Au niveau théâtral, il ne s’agit ni d’un remake à la Jesus Christ Superstar, ni d’une production Broadway, et encore moins d’une énième comédie musicale à l’eau de rose, mais bien d’une actualisation ultra réussie du mythe d’Orphée et de tous ses compagnons de jeux et de leurres (dans la ‘ville d’Hadès’, donc !) Dans la lignée traditionnelle des grandes réexploitations contemporaines de la mythologie, l’action se déroule au cœur d’un paysage de dépression américaine, où les matériaux actuels et symboliques dont la compositrice fait usage sont, entre autres, la famine, le changement climatique et l’ambiance post-apocalyptique du 11 septembre 2001, pour extrapoler que ‘la morale cesse d’exister dans des conditions désespérées’. L’auteur relève également, avec brio, le défi de conduire le récit par des paroles implicites presque intemporelles et aucunement fleur bleue.
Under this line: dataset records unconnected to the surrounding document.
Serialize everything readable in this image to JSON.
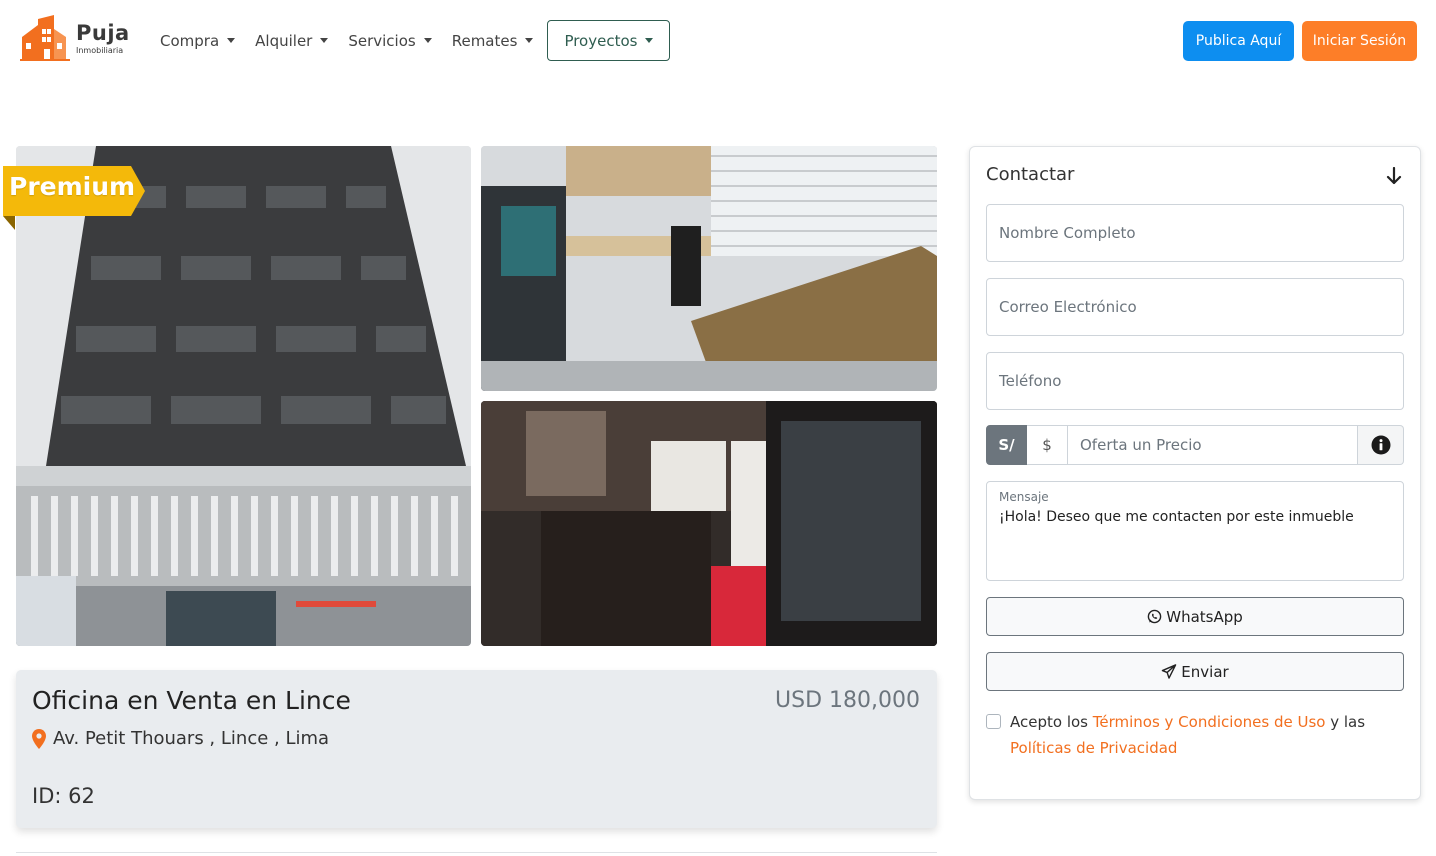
{
  "brand": {
    "name": "Puja",
    "subtitle": "Inmobiliaria",
    "color_primary": "#f26f1f"
  },
  "nav": {
    "items": [
      {
        "label": "Compra"
      },
      {
        "label": "Alquiler"
      },
      {
        "label": "Servicios"
      },
      {
        "label": "Remates"
      },
      {
        "label": "Proyectos"
      }
    ],
    "publish_label": "Publica Aquí",
    "login_label": "Iniciar Sesión",
    "publish_color": "#0d8ef0",
    "login_color": "#fd7e28"
  },
  "gallery": {
    "badge": "Premium",
    "badge_color": "#f4b90a"
  },
  "property": {
    "title": "Oficina en Venta en Lince",
    "price": "USD 180,000",
    "address": "Av. Petit Thouars , Lince , Lima",
    "id_text": "ID: 62",
    "pin_icon": "map-marker-icon"
  },
  "contact": {
    "title": "Contactar",
    "name_placeholder": "Nombre Completo",
    "email_placeholder": "Correo Electrónico",
    "phone_placeholder": "Teléfono",
    "currency_sol": "S/",
    "currency_usd": "$",
    "offer_placeholder": "Oferta un Precio",
    "message_label": "Mensaje",
    "message_value": "¡Hola! Deseo que me contacten por este inmueble",
    "whatsapp_label": "WhatsApp",
    "send_label": "Enviar",
    "terms_prefix": "Acepto los ",
    "terms_link": "Términos y Condiciones de Uso",
    "terms_middle": " y las ",
    "privacy_link": "Políticas de Privacidad"
  }
}
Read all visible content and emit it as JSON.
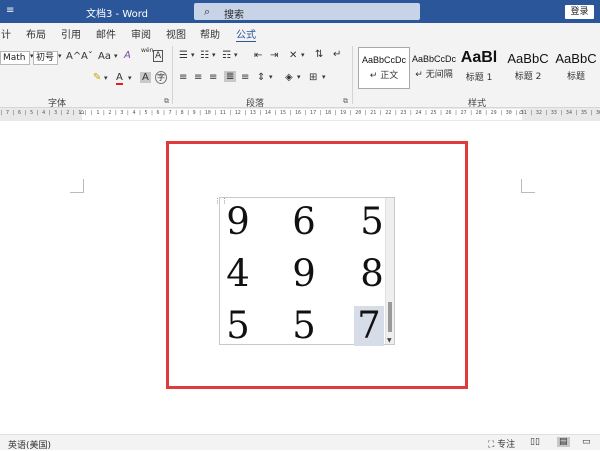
{
  "titlebar": {
    "qat_icon": "≡",
    "doc_title": "文档3  -  Word",
    "search_placeholder": "搜索",
    "login_label": "登录"
  },
  "tabs": [
    "计",
    "布局",
    "引用",
    "邮件",
    "审阅",
    "视图",
    "帮助",
    "公式"
  ],
  "ribbon": {
    "font_name": "Math",
    "font_size": "初号",
    "grow_font": "A^",
    "shrink_font": "Aˇ",
    "change_case": "Aa",
    "clear_format": "A",
    "phonetic": "wén",
    "char_border": "A",
    "highlight_icon": "highlight-pen-icon",
    "font_color_icon": "font-color-icon",
    "char_shading": "A",
    "enclosed_char": "字",
    "font_group_label": "字体",
    "paragraph_group_label": "段落",
    "styles_group_label": "样式",
    "styles": [
      {
        "sample": "AaBbCcDc",
        "name": "↵ 正文",
        "selected": true
      },
      {
        "sample": "AaBbCcDc",
        "name": "↵ 无间隔",
        "selected": false
      },
      {
        "sample": "AaBl",
        "name": "标题 1",
        "selected": false
      },
      {
        "sample": "AaBbC",
        "name": "标题 2",
        "selected": false
      },
      {
        "sample": "AaBbC",
        "name": "标题",
        "selected": false
      }
    ]
  },
  "ruler": {
    "ticks": "| 7 | 6 | 5 | 4 | 3 | 2 | 1 |   | 1 | 2 | 3 | 4 | 5 | 6 | 7 | 8 | 9 | 10 | 11 | 12 | 13 | 14 | 15 | 16 | 17 | 18 | 19 | 20 | 21 | 22 | 23 | 24 | 25 | 26 | 27 | 28 | 29 | 30 | 31 | 32 | 33 | 34 | 35 | 36 | 37 | 38 | 39 | 40 | 41 | 42 | 43 | 44 | 45 |"
  },
  "matrix": {
    "rows": [
      [
        "9",
        "6",
        "5"
      ],
      [
        "4",
        "9",
        "8"
      ],
      [
        "5",
        "5",
        "7"
      ]
    ],
    "selected_cell": "7"
  },
  "status": {
    "language": "英语(美国)",
    "focus_label": "专注"
  },
  "colors": {
    "title_bar": "#2b579a",
    "highlight_frame": "#e03a3a",
    "ribbon_bg": "#f3f3f3"
  }
}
Sur le plan musical, les folk-sceptiques se surprendront à apprécier le genre ! L’efficacité des musiciens à fournir une palette de ‘variantes dans l’acoustique’ est surprenante. Il faut dire que lorsqu’on lit l’aventure de la création de l’œuvre (www.anaismitchell.com), c’est tout un univers peuplé d’artistes ambulants et marginaux que l’on découvre, qu’Anaïs Mitchell a croisés sur son chemin créatif pour les rassembler autour d’une idée scénique qui a marché (la première de l’opéra), si bien qu’une nouvelle tournée vermontoise et bostonienne ainsi qu’un un album ont suivi. C’est lors de la réécriture en vue de cette seconde édition de l’œuvre que le choix des acteurs-chanteurs a dû être opéré. Pour soutenir la production, des grands noms tout de même : Ani DiFranco en Perséphone, Justin Vernon (Bon Iver) qui incarne Orphée et Greg Brown en caverneux Hadès aux Enfers. La monotonie n’est pas au rendez-vous dans cet album unique en son genre, et vu l’ampleur du projet mesurée à la modestie des moyens, l’on a envie de s’exclamer comme Perséphone : ‘I raise my cup to [them] !’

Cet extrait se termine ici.